Le gouvernement a annoncé fin janvier un "recentrage stratégique" de SpF, dont plusieurs missions, comme la gestion des stocks stratégiques et le pilotage de la réserve sanitaire, vont être transférées au ministère de la Santé. Les campagnes de communication incomberont à partir de 2027 au ministère et à l'Assurance-maladie.
C'est "une attaque en règle de plus contre les scientifiques" et "vous attaquez les savoirs qui menacent des lobbies que vous protégez: Marlboro, Ricard, Lactalis, Monsanto et tant d'autres", a accusé l'élu des Bouches-du-Rhône.
Oppositions de personnels de Santé publique France
Mardi matin, le directeur général de la santé Didier Lepelletier, venu à la rencontre des personnels de SpF évoquer la réorganisation, a été accueilli par "plusieurs dizaines de salariés habillés en noir, sur une musique de marche funèbre. C'était assez intense", a rapporté à l'AFP une source syndicale.
"Les personnels sont très mobilisés et en total désaccord avec cette réorganisation qui coûtera cher et remet en cause l'existence d'une agence sanitaire nationale, qui s'appuie sur la science, au service de la population", a-t-elle ajouté.
Un collectif de 350 acteurs de santé publique a aussi dénoncé, dans une tribune publiée dimanche dans Le Monde, la réorganisation de l'agence sanitaire, appelant notamment à préserver son rôle dans les campagnes de prévention.
Le Dr François Bourdillon, qui a fondé puis dirigé SpF de 2014 à 2019, a dit à l'AFP craindre "une reprise en main" d'une agence "attaquée alors qu'elle assume pleinement ses missions et qu'il y a tant à faire dans la santé".

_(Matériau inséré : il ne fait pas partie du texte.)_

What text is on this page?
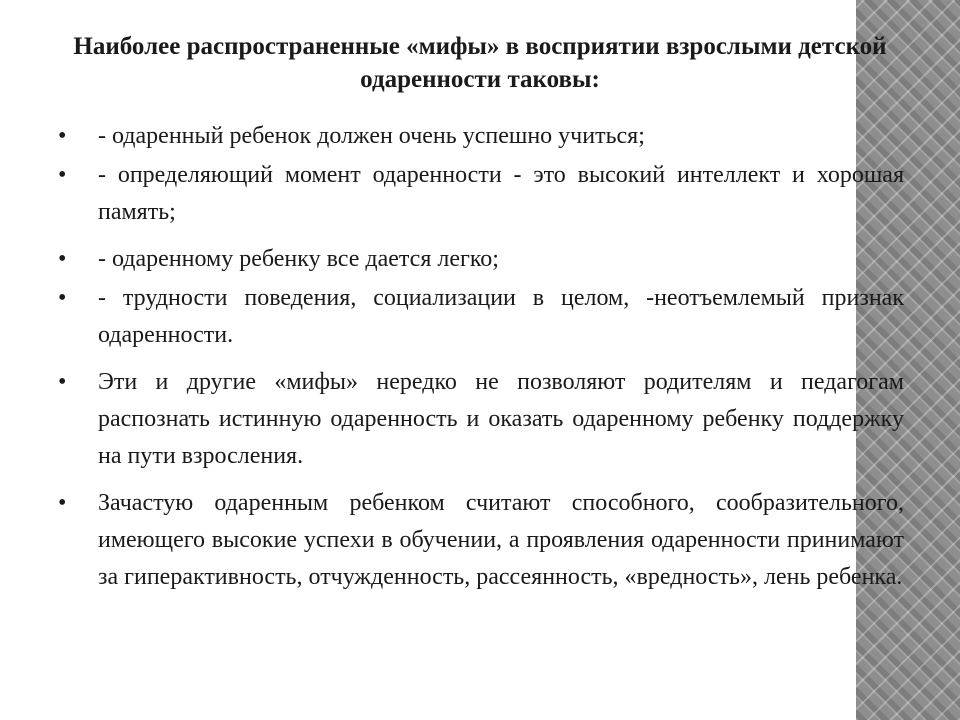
Наиболее распространенные «мифы» в восприятии взрослыми детской одаренности таковы:
•	- одаренный ребенок должен очень успешно учиться;
•	- определяющий момент одаренности - это высокий интеллект и хорошая память;
•	- одаренному ребенку все дается легко;
•	- трудности поведения, социализации в целом, -неотъемлемый признак одаренности.
•	Эти и другие «мифы» нередко не позволяют родителям и педагогам распознать истинную одаренность и оказать одаренному ребенку поддержку на пути взросления.
•	Зачастую одаренным ребенком считают способного, сообразительного, имеющего высокие успехи в обучении, а проявления одаренности принимают за гиперактивность, отчужденность, рассеянность, «вредность», лень ребенка.
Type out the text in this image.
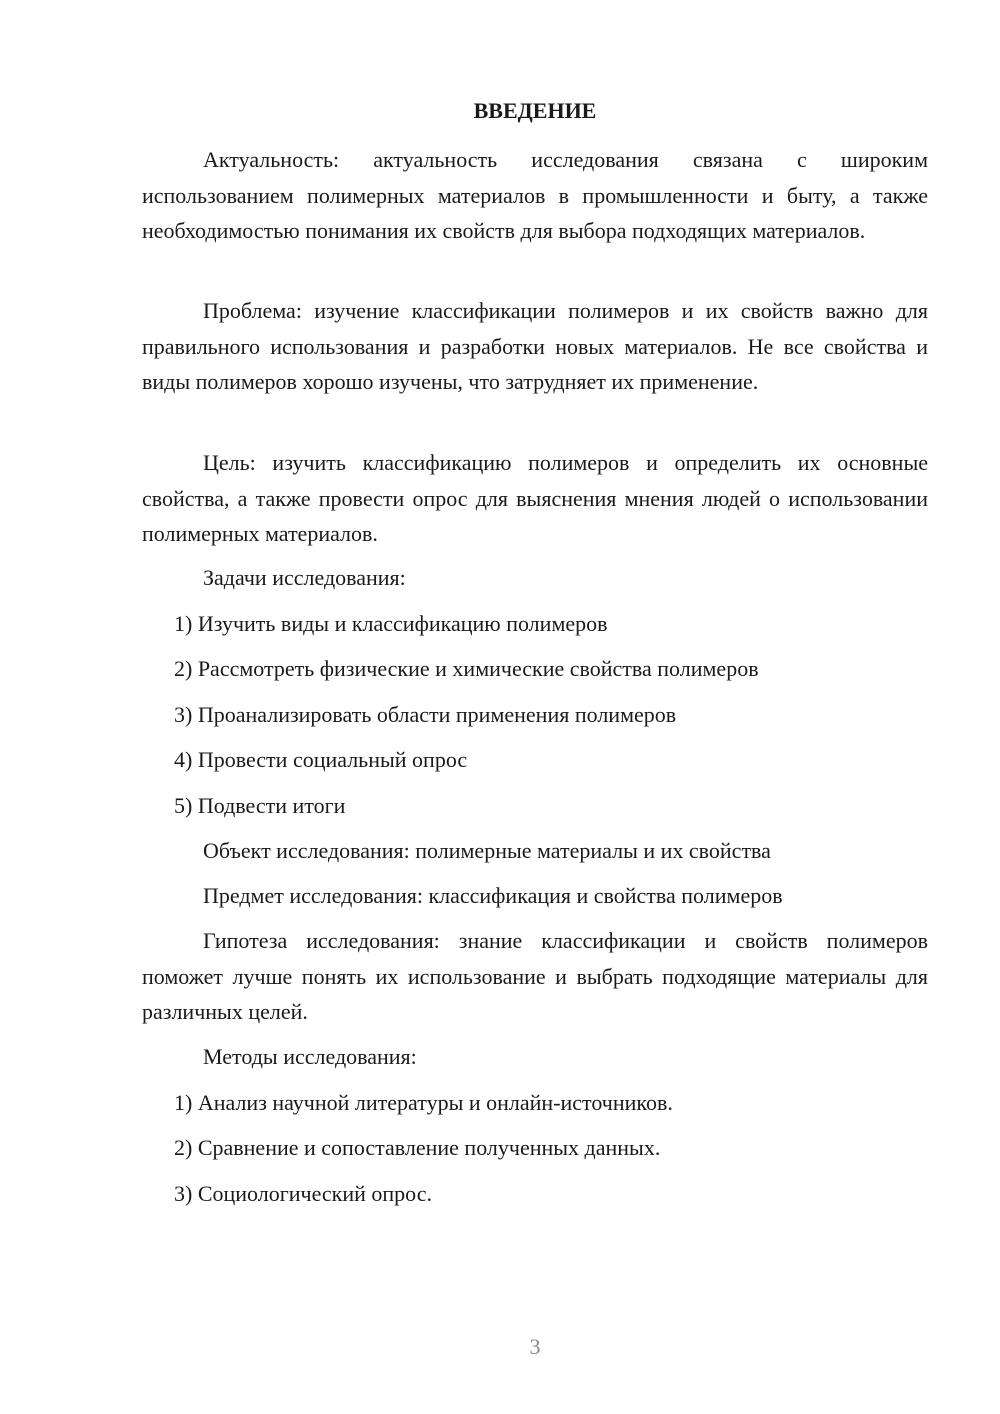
ВВЕДЕНИЕ

Актуальность: актуальность исследования связана с широким использованием полимерных материалов в промышленности и быту, а также необходимостью понимания их свойств для выбора подходящих материалов.

Проблема: изучение классификации полимеров и их свойств важно для правильного использования и разработки новых материалов. Не все свойства и виды полимеров хорошо изучены, что затрудняет их применение.

Цель: изучить классификацию полимеров и определить их основные свойства, а также провести опрос для выяснения мнения людей о использовании полимерных материалов.

Задачи исследования:

1) Изучить виды и классификацию полимеров

2) Рассмотреть физические и химические свойства полимеров

3) Проанализировать области применения полимеров

4) Провести социальный опрос

5) Подвести итоги

Объект исследования: полимерные материалы и их свойства

Предмет исследования: классификация и свойства полимеров

Гипотеза исследования: знание классификации и свойств полимеров поможет лучше понять их использование и выбрать подходящие материалы для различных целей.

Методы исследования:

1) Анализ научной литературы и онлайн-источников.

2) Сравнение и сопоставление полученных данных.

3) Социологический опрос.

3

Pour Stéphanie Rist, le transfert des campagnes nationales de communication ne va pas "remettre en cause les missions de SpF en matière d'expertise, de surveillance épidémiologique, de prévention et promotion de la santé", mais au contraire "rendre la parole publique plus lisible et mieux coordonnée". "Une mission d'inspection est encore en cours pour définir les modalités précises de cette réorganisation", a-t-elle ajouté, écartant toute "mesure d'économie".
Le gouvernement envisage de faire environ deux milliards d'euros d'économies supplémentaires sur les agences et opérateurs de l'État, avait indiqué mi-janvier la ministre de l'Action et des Comptes publics, Amélie de Montchalin.